Les bailleurs privés à la niche

Avec les 9 000 logements de son parc et au moins 5 000 en construction, le logement résidentiel est la nouvelle marotte de cette foncière cotée, au départ spécialisée dans l’immobilier de bureau. Forte de solides appuis politiques et favorisée par une généreuse niche fiscale, Gecina creuse le sillon des mastodontes de la pierre, jusqu’alors marginaux dans le logement hexagonal. Ses concurrents et confrères ne sont pas en reste. Covivio, Icade et autres gérants de fonds immobiliers comme Axa ou Swiss Life délaissent eux aussi le bureau pour se consacrer progressivement aux toits des Français.

« Depuis 2015, on est rentré en France dans une phase de financiarisation du logement », constate Antoine Guironnet, chercheur associé à Sciences po. Entre 2015 et 2021, en France, l’investissement de ces gros bailleurs privés dans le résidentiel est ainsi passé de 1 milliard à plus de 7 aujourd’hui (1). « La pandémie semble avoir donné un coup d’accélérateur », précise Antoine Guironnet. Un phénomène encore accéléré par la mode de l’open space, d’après les experts, qui a ringardisé une bonne part de l’offre de bureaux.

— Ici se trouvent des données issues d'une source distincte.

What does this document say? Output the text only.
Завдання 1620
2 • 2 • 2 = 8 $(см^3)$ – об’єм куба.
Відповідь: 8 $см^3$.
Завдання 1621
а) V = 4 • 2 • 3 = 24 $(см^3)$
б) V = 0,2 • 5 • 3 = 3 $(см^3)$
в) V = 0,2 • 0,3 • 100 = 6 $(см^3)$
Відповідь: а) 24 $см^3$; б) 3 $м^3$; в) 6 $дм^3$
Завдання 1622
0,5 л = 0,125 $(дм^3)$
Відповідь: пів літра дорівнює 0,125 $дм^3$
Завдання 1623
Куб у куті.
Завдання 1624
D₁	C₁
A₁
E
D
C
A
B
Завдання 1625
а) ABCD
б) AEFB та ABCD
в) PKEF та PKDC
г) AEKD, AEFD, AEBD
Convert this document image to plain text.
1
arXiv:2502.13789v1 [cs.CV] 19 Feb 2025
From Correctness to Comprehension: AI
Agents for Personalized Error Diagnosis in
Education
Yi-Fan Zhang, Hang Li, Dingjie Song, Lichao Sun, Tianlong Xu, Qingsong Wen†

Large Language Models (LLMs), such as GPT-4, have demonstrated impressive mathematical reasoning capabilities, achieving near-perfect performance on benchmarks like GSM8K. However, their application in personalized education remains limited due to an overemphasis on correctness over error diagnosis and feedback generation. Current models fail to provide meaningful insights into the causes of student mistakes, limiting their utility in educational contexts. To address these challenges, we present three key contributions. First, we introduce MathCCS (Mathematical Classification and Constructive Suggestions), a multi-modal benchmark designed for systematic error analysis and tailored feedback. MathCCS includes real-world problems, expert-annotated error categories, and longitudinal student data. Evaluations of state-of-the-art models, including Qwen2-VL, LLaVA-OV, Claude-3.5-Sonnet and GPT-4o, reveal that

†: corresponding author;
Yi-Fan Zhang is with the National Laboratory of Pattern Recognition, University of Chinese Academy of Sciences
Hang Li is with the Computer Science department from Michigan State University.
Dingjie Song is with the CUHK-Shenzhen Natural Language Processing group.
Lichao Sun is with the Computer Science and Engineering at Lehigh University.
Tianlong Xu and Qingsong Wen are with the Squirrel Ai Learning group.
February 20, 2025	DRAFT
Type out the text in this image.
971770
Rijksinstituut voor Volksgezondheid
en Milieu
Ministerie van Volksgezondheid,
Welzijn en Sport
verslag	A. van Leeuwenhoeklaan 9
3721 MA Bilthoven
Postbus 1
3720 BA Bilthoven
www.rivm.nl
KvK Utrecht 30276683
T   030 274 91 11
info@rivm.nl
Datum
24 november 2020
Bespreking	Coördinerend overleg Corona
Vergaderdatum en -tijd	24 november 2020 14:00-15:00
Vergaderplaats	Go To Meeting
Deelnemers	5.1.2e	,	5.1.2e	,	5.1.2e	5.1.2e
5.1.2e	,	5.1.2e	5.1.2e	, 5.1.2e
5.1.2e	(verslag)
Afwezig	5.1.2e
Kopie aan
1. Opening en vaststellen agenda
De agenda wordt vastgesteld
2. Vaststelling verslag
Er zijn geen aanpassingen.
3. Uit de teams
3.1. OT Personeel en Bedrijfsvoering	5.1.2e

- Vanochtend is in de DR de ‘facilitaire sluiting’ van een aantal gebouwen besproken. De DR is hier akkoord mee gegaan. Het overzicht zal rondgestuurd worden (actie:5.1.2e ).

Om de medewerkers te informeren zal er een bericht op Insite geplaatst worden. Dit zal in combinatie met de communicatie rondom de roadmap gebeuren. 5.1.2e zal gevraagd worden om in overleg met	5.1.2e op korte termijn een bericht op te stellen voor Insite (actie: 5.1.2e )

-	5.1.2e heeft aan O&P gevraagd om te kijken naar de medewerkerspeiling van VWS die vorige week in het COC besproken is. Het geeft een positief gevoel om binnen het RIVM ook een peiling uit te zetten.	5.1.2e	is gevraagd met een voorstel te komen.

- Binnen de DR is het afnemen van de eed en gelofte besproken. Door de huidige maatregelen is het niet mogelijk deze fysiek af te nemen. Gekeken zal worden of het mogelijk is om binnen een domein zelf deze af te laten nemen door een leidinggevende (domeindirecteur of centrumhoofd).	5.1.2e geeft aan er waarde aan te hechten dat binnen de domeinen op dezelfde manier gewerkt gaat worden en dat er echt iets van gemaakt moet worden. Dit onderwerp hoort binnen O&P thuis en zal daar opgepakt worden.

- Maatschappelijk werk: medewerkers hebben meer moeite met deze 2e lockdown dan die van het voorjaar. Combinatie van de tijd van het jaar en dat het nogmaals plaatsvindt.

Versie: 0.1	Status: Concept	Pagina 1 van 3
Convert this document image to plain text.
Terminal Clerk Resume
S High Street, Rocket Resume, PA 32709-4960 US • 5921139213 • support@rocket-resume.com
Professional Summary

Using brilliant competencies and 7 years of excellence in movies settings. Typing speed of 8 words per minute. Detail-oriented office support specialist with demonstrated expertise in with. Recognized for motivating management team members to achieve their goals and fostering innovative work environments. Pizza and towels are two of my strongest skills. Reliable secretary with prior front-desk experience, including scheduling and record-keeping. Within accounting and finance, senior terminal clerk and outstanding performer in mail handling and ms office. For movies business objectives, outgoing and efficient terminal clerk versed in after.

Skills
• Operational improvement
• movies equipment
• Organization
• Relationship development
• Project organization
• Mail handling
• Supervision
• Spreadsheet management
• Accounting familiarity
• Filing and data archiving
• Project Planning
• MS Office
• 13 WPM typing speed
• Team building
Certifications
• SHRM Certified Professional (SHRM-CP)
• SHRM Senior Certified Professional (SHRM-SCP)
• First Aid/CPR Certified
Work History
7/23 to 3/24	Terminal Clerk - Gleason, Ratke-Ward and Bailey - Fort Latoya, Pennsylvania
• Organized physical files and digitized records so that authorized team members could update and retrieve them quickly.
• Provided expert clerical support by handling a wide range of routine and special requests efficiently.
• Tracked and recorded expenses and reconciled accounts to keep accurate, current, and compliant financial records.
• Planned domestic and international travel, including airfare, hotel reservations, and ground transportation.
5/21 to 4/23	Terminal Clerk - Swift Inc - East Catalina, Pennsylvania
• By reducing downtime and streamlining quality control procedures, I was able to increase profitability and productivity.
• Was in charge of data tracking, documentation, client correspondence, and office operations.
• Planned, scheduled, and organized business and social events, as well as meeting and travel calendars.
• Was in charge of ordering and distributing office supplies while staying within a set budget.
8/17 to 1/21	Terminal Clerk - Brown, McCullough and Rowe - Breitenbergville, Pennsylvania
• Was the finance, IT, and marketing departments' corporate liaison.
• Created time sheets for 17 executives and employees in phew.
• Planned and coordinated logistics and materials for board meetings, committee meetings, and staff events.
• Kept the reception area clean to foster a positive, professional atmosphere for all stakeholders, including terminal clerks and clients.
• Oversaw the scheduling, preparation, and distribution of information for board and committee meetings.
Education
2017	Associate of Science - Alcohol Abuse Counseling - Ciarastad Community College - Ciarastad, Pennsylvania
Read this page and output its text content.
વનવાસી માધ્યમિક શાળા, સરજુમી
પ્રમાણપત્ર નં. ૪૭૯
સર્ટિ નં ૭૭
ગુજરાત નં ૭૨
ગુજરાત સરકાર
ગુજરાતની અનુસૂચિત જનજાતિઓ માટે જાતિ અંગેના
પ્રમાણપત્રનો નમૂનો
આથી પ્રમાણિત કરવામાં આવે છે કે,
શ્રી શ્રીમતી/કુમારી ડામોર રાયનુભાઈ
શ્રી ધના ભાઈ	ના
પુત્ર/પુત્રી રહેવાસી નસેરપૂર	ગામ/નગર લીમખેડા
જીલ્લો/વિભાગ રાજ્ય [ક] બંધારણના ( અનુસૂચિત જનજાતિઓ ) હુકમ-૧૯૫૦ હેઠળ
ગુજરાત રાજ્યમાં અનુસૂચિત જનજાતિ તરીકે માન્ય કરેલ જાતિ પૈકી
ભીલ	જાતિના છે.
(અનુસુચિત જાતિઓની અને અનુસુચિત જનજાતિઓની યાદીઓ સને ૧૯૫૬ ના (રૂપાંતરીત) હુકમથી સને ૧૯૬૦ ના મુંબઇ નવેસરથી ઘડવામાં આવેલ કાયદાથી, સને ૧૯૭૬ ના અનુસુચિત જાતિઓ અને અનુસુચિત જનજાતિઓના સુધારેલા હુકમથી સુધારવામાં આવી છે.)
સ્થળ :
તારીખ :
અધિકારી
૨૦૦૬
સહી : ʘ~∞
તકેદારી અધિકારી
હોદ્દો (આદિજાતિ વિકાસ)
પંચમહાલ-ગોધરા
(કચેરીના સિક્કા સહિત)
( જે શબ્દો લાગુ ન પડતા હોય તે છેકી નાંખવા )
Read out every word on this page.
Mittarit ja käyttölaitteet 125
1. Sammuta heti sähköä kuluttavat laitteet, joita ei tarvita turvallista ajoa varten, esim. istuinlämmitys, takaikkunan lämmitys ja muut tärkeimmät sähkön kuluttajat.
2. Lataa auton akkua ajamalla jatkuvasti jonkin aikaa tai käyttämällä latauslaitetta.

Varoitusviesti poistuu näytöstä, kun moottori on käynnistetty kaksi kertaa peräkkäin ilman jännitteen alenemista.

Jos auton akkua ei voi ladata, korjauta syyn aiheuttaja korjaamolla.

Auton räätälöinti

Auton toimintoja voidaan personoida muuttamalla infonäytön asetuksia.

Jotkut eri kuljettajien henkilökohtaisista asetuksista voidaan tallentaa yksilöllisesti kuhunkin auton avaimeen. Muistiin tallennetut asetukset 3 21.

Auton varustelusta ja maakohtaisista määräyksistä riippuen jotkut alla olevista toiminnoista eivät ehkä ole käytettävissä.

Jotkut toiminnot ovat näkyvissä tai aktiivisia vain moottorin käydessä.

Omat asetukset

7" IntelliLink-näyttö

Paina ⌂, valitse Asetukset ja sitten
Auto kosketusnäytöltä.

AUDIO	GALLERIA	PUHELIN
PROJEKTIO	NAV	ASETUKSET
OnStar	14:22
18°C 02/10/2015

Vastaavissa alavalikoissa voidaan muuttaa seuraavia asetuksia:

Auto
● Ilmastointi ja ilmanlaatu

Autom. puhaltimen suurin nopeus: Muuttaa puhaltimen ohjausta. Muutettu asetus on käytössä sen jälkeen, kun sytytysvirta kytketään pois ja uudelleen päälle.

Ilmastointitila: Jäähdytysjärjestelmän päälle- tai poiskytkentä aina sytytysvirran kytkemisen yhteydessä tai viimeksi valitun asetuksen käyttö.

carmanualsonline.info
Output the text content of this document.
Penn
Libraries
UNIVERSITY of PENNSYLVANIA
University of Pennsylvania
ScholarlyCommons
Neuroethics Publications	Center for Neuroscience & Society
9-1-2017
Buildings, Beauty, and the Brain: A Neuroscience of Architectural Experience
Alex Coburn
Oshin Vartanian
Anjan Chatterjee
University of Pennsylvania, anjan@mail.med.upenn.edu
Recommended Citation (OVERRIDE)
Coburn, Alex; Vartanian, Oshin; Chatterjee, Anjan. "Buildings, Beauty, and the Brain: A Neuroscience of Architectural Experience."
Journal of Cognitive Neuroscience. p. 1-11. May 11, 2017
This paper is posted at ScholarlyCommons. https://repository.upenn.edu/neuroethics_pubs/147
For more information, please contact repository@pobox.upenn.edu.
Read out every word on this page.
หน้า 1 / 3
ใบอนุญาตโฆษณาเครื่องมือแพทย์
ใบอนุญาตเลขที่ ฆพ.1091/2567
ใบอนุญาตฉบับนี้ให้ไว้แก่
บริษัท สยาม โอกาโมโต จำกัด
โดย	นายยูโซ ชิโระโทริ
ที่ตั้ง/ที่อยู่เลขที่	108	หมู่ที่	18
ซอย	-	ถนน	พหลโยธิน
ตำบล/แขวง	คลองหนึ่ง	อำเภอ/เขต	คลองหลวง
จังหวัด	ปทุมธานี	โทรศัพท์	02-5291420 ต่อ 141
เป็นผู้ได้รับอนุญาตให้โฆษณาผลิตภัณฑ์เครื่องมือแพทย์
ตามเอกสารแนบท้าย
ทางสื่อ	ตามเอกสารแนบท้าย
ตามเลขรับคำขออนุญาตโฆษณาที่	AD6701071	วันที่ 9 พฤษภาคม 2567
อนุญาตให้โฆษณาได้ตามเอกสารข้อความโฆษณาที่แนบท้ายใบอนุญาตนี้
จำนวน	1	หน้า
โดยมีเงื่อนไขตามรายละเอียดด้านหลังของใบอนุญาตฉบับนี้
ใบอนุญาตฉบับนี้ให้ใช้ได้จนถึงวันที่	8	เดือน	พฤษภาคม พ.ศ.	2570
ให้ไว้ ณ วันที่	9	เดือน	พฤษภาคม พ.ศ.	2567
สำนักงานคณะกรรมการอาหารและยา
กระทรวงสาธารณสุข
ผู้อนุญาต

A la proue de cette évolution, Gecina, numéro un du bureau en Europe – 1,4 millions de m2 -, est donc devenu le champion de la reconversion de ses immeubles. Une bonne nouvelle pour les Français, cet intérêt aussi soudain qu’appuyé ? Pas sûr quand on voit le sort réservé aux locataires de la résidence du Docteur Roux qui doivent subir, en plus des balcons branlants, des fuites incessantes, des radiateurs perforés à cause de la corrosion ou encore la facturation de charges indues.

Les 200 de Ville d’Avray

« Ces anomalies et dysfonctionnements ne sont à l’évidence pas représentatifs du patrimoine de Gecina », se défend la foncière, interrogée par Investigate Europe. Pourtant, les locataires du 15ème ne sont pas les seuls à batailler. Au Domaine de la Ronce, à Ville d’Avray (92), autre propriété de la foncière, sept locataires ont carrément pris une avocate et assigné le bailleur pour obtenir le remboursement d’une partie de leurs loyers. En cause, un chantier de rénovation pharaonique mené entre 2019 et 2021 sur l’un des bâtiments de la résidence. Comme le constate le rapport de l’huissier mandaté en 2020, consulté dans le cadre de cette enquête, « des nuisances sonores infernales, les coupures d’eau récurrentes, les infiltrations, l’aération insuffisante, l’absence de sécurité, d’entretien et de maintenance », ne permettent pas aux locataires de jouir paisiblement de leur logement. Au point que la mairie a fini par s’en mêler. En 2021, dans un courrier que nous avons pu consulter, Aline de Marcillac, la maire divers droite de la ville, destinataire de plus de « 200 réclamations » visant le bailleur, enjoint la directrice générale de Gecina « de rétablir la sécurité et la sérénité aux abords et à l’intérieur de la résidence. »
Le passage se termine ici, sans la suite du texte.